City's Data Hub Serves All Stakeholders
July 20, 2020 by Meredith Trimble
Transparency and accountability are common in strategic plans. Moving those goals into reality, however, requires that city staff can access, share, analyze, and publicly publish a city’s data. Otherwise, even the most well-intentioned strategic plans remain just words on paper.
As cities begin or expand data programs, a common difficulty is in the data inventory itself. What data does a city have? Who owns it? How is it updated? Is it accurate? Sarah Harris, senior performance analyst with the City of Memphis, Tennessee, faced similar hurdles.
“Teams were sending around spreadsheets, or only one person could access the data from the source system,” she noted.
An opportunity to improve the data program in Memphis was also noticed by Craig Hodge, director of the Memphis Office of Performance Management.
“Data-sharing is something we needed to catch up on,” he stated. “COVID-19 has enlightened that too — with new partnerships with the county and health department. We need to seamlessly share data with different jurisdictions on different platforms and data capabilities.”
A new, robust data platform that integrated with all source systems provided a simple way for leaders in Memphis to access and share data with stakeholders.
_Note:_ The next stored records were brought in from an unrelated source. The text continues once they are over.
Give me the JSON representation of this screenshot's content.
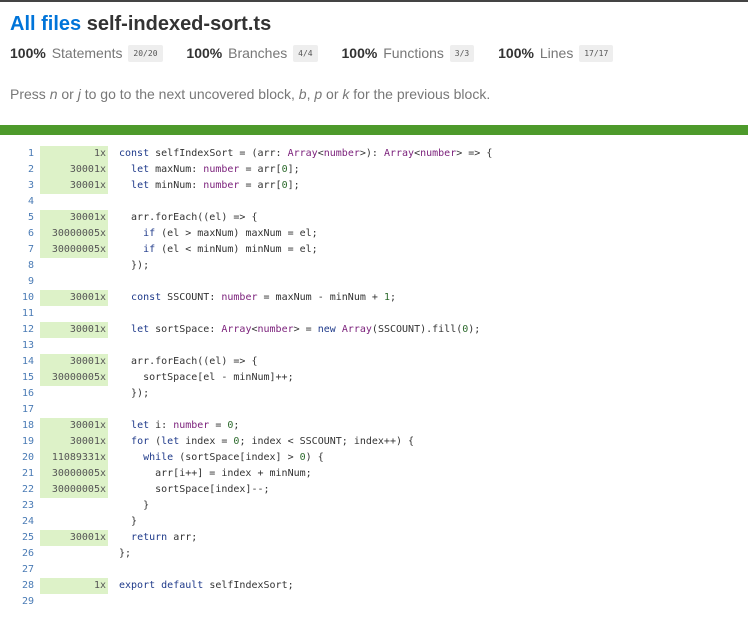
{
  "header": {
    "all_files_link": "All files",
    "file_name": "self-indexed-sort.ts"
  },
  "stats": [
    {
      "pct": "100%",
      "label": "Statements",
      "fraction": "20/20"
    },
    {
      "pct": "100%",
      "label": "Branches",
      "fraction": "4/4"
    },
    {
      "pct": "100%",
      "label": "Functions",
      "fraction": "3/3"
    },
    {
      "pct": "100%",
      "label": "Lines",
      "fraction": "17/17"
    }
  ],
  "hint": {
    "prefix": "Press ",
    "key_n": "n",
    "or1": " or ",
    "key_j": "j",
    "middle": " to go to the next uncovered block, ",
    "key_b": "b",
    "comma": ", ",
    "key_p": "p",
    "or2": " or ",
    "key_k": "k",
    "suffix": " for the previous block."
  },
  "colors": {
    "link": "#0074D9",
    "coverage_bar": "#4d9a2b",
    "covered_count_bg": "#ddf2c8",
    "empty_count_bg": "#eaeaea"
  },
  "code_lines": [
    {
      "n": "1",
      "count": "1x",
      "code": "const selfIndexSort = (arr: Array<number>): Array<number> => {"
    },
    {
      "n": "2",
      "count": "30001x",
      "code": "  let maxNum: number = arr[0];"
    },
    {
      "n": "3",
      "count": "30001x",
      "code": "  let minNum: number = arr[0];"
    },
    {
      "n": "4",
      "count": "",
      "code": ""
    },
    {
      "n": "5",
      "count": "30001x",
      "code": "  arr.forEach((el) => {"
    },
    {
      "n": "6",
      "count": "30000005x",
      "code": "    if (el > maxNum) maxNum = el;"
    },
    {
      "n": "7",
      "count": "30000005x",
      "code": "    if (el < minNum) minNum = el;"
    },
    {
      "n": "8",
      "count": "",
      "code": "  });"
    },
    {
      "n": "9",
      "count": "",
      "code": ""
    },
    {
      "n": "10",
      "count": "30001x",
      "code": "  const SSCOUNT: number = maxNum - minNum + 1;"
    },
    {
      "n": "11",
      "count": "",
      "code": ""
    },
    {
      "n": "12",
      "count": "30001x",
      "code": "  let sortSpace: Array<number> = new Array(SSCOUNT).fill(0);"
    },
    {
      "n": "13",
      "count": "",
      "code": ""
    },
    {
      "n": "14",
      "count": "30001x",
      "code": "  arr.forEach((el) => {"
    },
    {
      "n": "15",
      "count": "30000005x",
      "code": "    sortSpace[el - minNum]++;"
    },
    {
      "n": "16",
      "count": "",
      "code": "  });"
    },
    {
      "n": "17",
      "count": "",
      "code": ""
    },
    {
      "n": "18",
      "count": "30001x",
      "code": "  let i: number = 0;"
    },
    {
      "n": "19",
      "count": "30001x",
      "code": "  for (let index = 0; index < SSCOUNT; index++) {"
    },
    {
      "n": "20",
      "count": "11089331x",
      "code": "    while (sortSpace[index] > 0) {"
    },
    {
      "n": "21",
      "count": "30000005x",
      "code": "      arr[i++] = index + minNum;"
    },
    {
      "n": "22",
      "count": "30000005x",
      "code": "      sortSpace[index]--;"
    },
    {
      "n": "23",
      "count": "",
      "code": "    }"
    },
    {
      "n": "24",
      "count": "",
      "code": "  }"
    },
    {
      "n": "25",
      "count": "30001x",
      "code": "  return arr;"
    },
    {
      "n": "26",
      "count": "",
      "code": "};"
    },
    {
      "n": "27",
      "count": "",
      "code": ""
    },
    {
      "n": "28",
      "count": "1x",
      "code": "export default selfIndexSort;"
    },
    {
      "n": "29",
      "count": "",
      "code": ""
    }
  ]
}
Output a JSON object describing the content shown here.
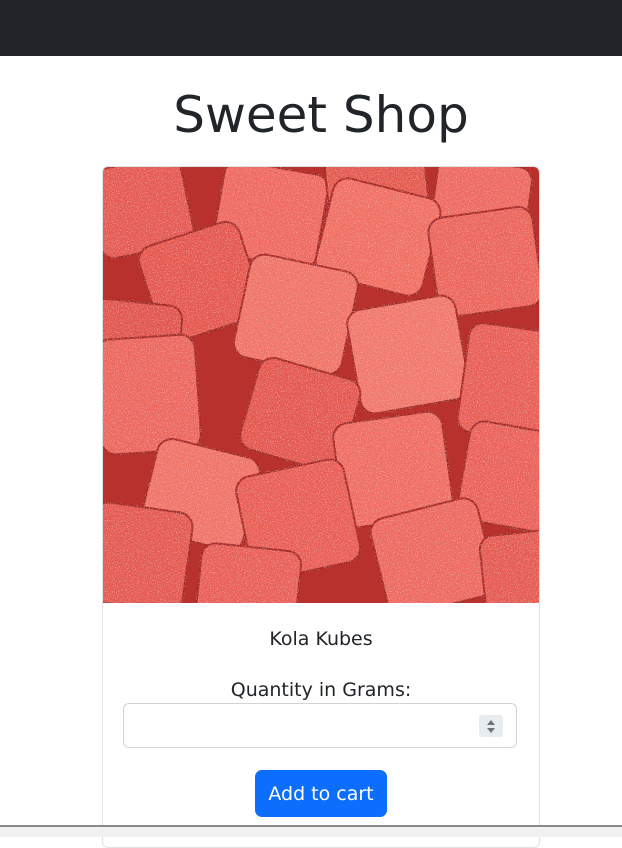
{
  "page": {
    "title": "Sweet Shop"
  },
  "product": {
    "name": "Kola Kubes",
    "image_icon": "candy-photo"
  },
  "quantity": {
    "label": "Quantity in Grams:",
    "value": "",
    "placeholder": ""
  },
  "actions": {
    "add_to_cart_label": "Add to cart"
  },
  "colors": {
    "navbar": "#212529",
    "primary_button": "#0d6efd",
    "candy": "#e0524b"
  }
}
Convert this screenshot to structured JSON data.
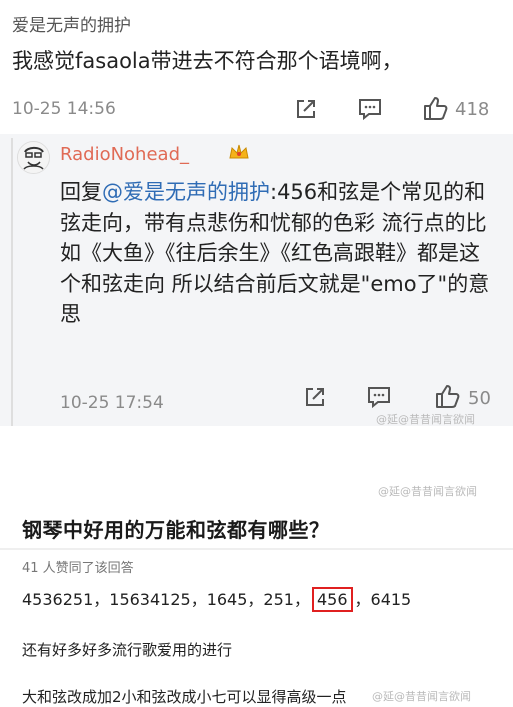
{
  "comment": {
    "username": "爱是无声的拥护",
    "text": "我感觉fasaola带进去不符合那个语境啊，",
    "time": "10-25 14:56",
    "likes": "418",
    "icons": [
      "share-icon",
      "comment-icon",
      "like-icon"
    ]
  },
  "reply": {
    "username": "RadioNohead_",
    "badge_icon": "crown-icon",
    "prefix": "回复",
    "mention": "@爱是无声的拥护",
    "body": ":456和弦是个常见的和弦走向，带有点悲伤和忧郁的色彩 流行点的比如《大鱼》《往后余生》《红色高跟鞋》都是这个和弦走向 所以结合前后文就是\"emo了\"的意思",
    "time": "10-25 17:54",
    "likes": "50"
  },
  "watermarks": [
    "@延@昔昔闻言欲闻",
    "@延@昔昔闻言欲闻",
    "@延@昔昔闻言欲闻"
  ],
  "answer": {
    "question": "钢琴中好用的万能和弦都有哪些？",
    "endorse": "41 人赞同了该回答",
    "chords_before": "4536251，15634125，1645，251，",
    "chords_highlight": "456",
    "chords_after": "，6415",
    "line2": "还有好多好多流行歌爱用的进行",
    "line3": "大和弦改成加2小和弦改成小七可以显得高级一点"
  },
  "colors": {
    "accent": "#e06a55",
    "mention": "#2f6cb5",
    "highlight_box": "#e02020"
  }
}
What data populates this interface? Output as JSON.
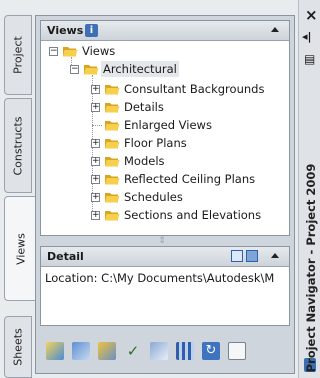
{
  "left_tabs": [
    {
      "label": "Project",
      "active": false
    },
    {
      "label": "Constructs",
      "active": false
    },
    {
      "label": "Views",
      "active": true
    },
    {
      "label": "Sheets",
      "active": false
    }
  ],
  "views_panel": {
    "title": "Views",
    "info_badge": "i",
    "tree": {
      "root": "Views",
      "child": "Architectural",
      "items": [
        "Consultant Backgrounds",
        "Details",
        "Enlarged Views",
        "Floor Plans",
        "Models",
        "Reflected Ceiling Plans",
        "Schedules",
        "Sections and Elevations"
      ]
    }
  },
  "detail_panel": {
    "title": "Detail",
    "location": "Location: C:\\My Documents\\Autodesk\\M"
  },
  "toolbar_icons": [
    "add-view-icon",
    "view-properties-icon",
    "regenerate-icon",
    "check-icon",
    "filter-icon",
    "table-icon",
    "refresh-icon",
    "copy-icon"
  ],
  "window_title": "Project Navigator - Project 2009",
  "window_controls": {
    "close": "×",
    "pin": "◂|",
    "menu": "▤"
  }
}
What’s more, it moved the city past Excel tables and hardcopy reports to a true data analytics program.
Memphis Data Hub
The city’s new enterprise-wide, internal data-sharing platform helped shift Memphis to a digital, data-driven government. In fact, the successful shift in culture and technology earned the city a 2020 Tyler Excellence Award for innovation.
The new platform powers the city’s Data Hub, which launched in October 2019. The platform gives leaders the ability to:
- Centralize data so decision-makers and line-of-business users can quickly and easily access what they need
- Provide internal security and permissions to ensure the right people have access to the right data
- Automate data in near real time, so reports, KPIs, alerts, and decisions are based on facts
- Empower staff by arming them with visualization and mapping tools, contextualized reporting, KPI builders, and dashboards
Internal use is enhanced by the ability to automate data connections to different source systems, create an unlimited number of registered users, and restrict data to specified users or teams.
Divisions including the fire department, housing and community development, and human resources have already seen the value of data analytics in their operations. Building up internal data skills organization-wide is moving the city closer to reaching its strategic data goals.
Externally, the Data Hub gives the public 24/7 access to six main features: performance management, data stories, public safety, 311 calls, civic assets, and capital projects.
“This is really basic, but when someone has a question about wanting to see this data or that data, we now have a common place and an easy structure for them to look,” Hodge said. “When they find the data, they are able to manipulate it and extract it.”
The Memphis Data Hub gives 24/7 access to six main features: performance management, data stories, public safety, 311 calls, civic assets, and capital projects.
Three months after launching the Memphis Data Hub, the site had more than 15,600 users and 137,000 pageviews – an overwhelmingly positive response.
The ability to effectively harness and use data for community outreach, transparency, and decision-making is front of mind right now for all city leaders across the country. In the midst of the COVID-19 pandemic, this capacity has never been more crucial. The award-winning Memphis Data Hub with the resulting improved transparency and insight provides a valuable example for cities looking to create the same successful outcomes.